Così gli sgarristi che percepiscono meno di mille euro, esecutori di omicidi, nonostante l’alto rischio di finire in carcere o di venire ammazzati, contro ad esempio i 10 mila euro di un vice capo zona. E poi ci sono i rischi».

Quali rischi?

«I picciotti vengono arrestati, sono costretti a scappare da latitanti e in tanti vengono uccisi.

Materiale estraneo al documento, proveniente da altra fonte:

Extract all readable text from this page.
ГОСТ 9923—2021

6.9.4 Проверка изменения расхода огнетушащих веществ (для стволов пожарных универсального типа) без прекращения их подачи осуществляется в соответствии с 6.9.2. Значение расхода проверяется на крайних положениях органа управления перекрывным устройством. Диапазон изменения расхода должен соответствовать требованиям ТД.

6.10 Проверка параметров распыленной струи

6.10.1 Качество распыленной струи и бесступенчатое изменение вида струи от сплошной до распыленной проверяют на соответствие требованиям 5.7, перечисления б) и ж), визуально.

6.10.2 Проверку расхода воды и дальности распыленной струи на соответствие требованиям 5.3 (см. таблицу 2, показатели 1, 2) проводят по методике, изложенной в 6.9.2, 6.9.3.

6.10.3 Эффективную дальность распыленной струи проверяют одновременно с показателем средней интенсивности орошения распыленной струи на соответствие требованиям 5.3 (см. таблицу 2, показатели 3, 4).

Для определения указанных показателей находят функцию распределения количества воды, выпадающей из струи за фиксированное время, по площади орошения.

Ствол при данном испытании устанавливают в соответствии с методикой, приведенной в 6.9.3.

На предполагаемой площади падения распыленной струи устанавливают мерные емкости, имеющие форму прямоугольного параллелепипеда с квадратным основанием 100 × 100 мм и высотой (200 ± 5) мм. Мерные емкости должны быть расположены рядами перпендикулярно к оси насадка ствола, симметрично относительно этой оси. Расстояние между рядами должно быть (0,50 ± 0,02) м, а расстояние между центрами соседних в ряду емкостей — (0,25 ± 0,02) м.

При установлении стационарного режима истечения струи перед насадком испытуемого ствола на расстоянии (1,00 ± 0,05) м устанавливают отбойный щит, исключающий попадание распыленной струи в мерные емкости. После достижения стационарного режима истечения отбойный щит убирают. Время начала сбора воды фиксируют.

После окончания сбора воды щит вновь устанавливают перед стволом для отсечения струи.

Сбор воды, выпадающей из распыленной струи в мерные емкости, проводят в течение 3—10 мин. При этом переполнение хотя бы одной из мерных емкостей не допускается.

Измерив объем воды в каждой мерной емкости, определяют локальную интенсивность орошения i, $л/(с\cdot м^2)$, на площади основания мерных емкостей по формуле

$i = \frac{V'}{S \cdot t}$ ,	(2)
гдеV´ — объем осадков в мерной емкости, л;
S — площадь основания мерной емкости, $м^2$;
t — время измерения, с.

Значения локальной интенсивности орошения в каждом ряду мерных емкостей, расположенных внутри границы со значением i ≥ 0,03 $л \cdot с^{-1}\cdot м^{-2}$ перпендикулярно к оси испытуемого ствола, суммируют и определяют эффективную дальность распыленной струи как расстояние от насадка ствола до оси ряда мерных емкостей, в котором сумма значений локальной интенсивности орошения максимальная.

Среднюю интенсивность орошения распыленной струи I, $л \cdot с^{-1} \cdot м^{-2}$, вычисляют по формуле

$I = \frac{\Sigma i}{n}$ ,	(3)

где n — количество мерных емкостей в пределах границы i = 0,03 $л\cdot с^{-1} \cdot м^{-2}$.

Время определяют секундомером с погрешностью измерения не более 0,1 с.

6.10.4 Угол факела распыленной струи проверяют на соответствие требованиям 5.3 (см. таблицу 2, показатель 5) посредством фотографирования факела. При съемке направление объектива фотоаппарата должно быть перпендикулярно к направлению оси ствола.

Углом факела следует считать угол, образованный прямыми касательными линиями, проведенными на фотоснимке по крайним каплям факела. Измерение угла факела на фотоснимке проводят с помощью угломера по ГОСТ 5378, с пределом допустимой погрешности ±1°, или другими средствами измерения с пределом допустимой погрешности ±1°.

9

Statisticamente la ‘ndrangheta uccide soprattutto i propri affiliati».

È questa la stupidità della ‘ndrangheta?

«Esatto, è proprio questa stupidità che occorre mettere a nudo per indebolire le certezze di quell’organico di “picciotti” in pianta stabile di cui l’organizzazione ‘ndranghetista, tipicamente aziendale, necessita per le attività quotidiane (riscossioni, imposizioni di merce, spaccio di droga, concorrenza sleale e altro).

Gente che, proprio per la pervasività dei sodalizi costruita sulla suddivisione territoriale degli interessi criminali delle cosche, conosciamo perché frequenta le nostre piazze, i nostri quartieri, i nostri bar e ristoranti, e possiamo guardare negli occhi perché putroppo nel tempo diventa “uno di famiglia” a cui ci si rivolge per qualsiasi problema, come per ricomporre liti».

Quindi cosa fare?

«L’opera di denuncia e di sensibilizzazione da sola non ha grande efficacia; le parole devono tradursi in atti concreti, nel fare, riappropriandosi di quel senso della responsabilità sociale forse smarrito. Per avere il coraggio di guardare la ‘ndrangheta negli occhi e coglierne la vera realtà che abbiamo cercato sopra di descrivere, e consapevolmente comportarsi».